Project Eleven's "Q-Day Receipts" Could Prove Your $BTC Is Still Yours After Quantum Forgers Crash the Party
Project Eleven on Thursday unveiled a cryptographic technique designed to let wallet owners prove control of their funds after quantum computers become powerful enough to derive private keys from public keys and forge digital signatures on Bitcoin. The proposal, outlined in an X thread by Project Eleven CEO Alex Pruden, frames the central problem as one of identity rather than defense. "How do you prove you still own a wallet after a quantum computer can forge its signatures?" Pruden wrote. "After Q-Day, once a quantum computer can derive an ECC private key from its public key, a valid signature no longer proves ownership. Both the quantum adversary and the legitimate owner are able to produce identical signatures."
The technique uses a wallet's key derivation path to let users demonstrate that they hold the parent key from which a compromised private key was generated, without disclosing that parent key itself. Because a quantum computer cannot reconstruct the seed phrase behind the derivation path, Project Eleven says the scheme can distinguish the real owner from an attacker even after the address-level private key has been broken. "So even after Q-Day, an attacker who's broken your address's private key does not hold, and can't compute, the seed phrase it was derived from. Proving you know that parent key, without revealing it, is something only the real owner can do," Pruden wrote.
According to Pruden, the work was developed in collaboration with Jim Posen, lead maintainer of the open-source Binius zero-knowledge proof system, and builds on a technique known as "signature lifting," first proposed by researchers Alon Sattath and Robert Wyborski. Project Eleven funded Posen to implement the approach using Binius, an open-source proof system designed to accelerate hash-heavy cryptographic operations.

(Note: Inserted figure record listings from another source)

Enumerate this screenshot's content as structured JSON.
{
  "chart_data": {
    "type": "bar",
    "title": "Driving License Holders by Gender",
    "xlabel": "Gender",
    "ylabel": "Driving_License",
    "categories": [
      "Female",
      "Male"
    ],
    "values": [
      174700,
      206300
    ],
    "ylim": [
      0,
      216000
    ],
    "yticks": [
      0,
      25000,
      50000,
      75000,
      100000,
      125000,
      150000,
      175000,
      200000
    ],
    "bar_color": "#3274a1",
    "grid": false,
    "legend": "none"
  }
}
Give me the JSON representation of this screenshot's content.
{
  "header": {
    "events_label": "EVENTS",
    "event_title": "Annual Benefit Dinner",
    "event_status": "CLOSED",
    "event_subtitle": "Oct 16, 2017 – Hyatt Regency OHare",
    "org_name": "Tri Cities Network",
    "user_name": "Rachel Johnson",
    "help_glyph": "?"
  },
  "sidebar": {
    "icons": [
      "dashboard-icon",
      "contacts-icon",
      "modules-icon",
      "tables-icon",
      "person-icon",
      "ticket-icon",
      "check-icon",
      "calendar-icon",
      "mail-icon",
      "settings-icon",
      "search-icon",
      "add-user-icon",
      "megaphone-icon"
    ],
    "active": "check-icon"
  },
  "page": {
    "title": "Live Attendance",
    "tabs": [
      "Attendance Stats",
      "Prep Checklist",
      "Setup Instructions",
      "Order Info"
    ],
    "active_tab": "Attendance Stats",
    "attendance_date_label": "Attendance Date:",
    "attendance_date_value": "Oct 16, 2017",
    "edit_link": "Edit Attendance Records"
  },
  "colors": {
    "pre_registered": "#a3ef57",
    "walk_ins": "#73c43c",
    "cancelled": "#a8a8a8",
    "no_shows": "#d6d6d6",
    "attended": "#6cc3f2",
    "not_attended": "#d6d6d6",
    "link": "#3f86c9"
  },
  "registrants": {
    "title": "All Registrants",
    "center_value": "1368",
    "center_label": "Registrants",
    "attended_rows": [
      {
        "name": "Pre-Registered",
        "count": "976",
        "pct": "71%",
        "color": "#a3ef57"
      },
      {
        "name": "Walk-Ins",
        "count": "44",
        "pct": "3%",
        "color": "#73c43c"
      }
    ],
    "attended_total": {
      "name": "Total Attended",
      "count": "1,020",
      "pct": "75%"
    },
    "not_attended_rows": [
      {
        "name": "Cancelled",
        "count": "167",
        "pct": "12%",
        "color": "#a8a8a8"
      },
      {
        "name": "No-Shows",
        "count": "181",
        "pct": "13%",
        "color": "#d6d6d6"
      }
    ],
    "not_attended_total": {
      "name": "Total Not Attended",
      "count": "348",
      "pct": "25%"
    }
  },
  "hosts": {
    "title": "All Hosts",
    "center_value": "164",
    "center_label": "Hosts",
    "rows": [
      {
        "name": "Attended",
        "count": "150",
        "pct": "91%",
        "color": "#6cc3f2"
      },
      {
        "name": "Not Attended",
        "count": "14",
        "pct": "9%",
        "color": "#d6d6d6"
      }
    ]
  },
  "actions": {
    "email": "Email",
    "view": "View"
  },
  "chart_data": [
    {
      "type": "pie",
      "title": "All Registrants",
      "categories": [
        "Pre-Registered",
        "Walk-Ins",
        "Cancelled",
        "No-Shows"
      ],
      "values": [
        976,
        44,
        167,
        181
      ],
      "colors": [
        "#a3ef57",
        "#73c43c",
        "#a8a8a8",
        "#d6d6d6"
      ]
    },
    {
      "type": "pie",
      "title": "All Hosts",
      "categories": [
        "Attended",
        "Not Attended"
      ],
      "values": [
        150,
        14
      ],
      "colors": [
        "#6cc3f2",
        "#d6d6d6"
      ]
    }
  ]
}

The recovery mechanism is intended for users who miss a future migration to quantum-safe addresses, and arrives as efforts to harden Bitcoin for a post-quantum era accelerate. Coinbase's quantum advisory council is urging blockchain developers to begin preparing for a post-quantum future now, arguing in a Thursday report that the technical work of upgrading Bitcoin, Ethereum and other networks should not wait for consensus on how to handle vulnerable or abandoned coins.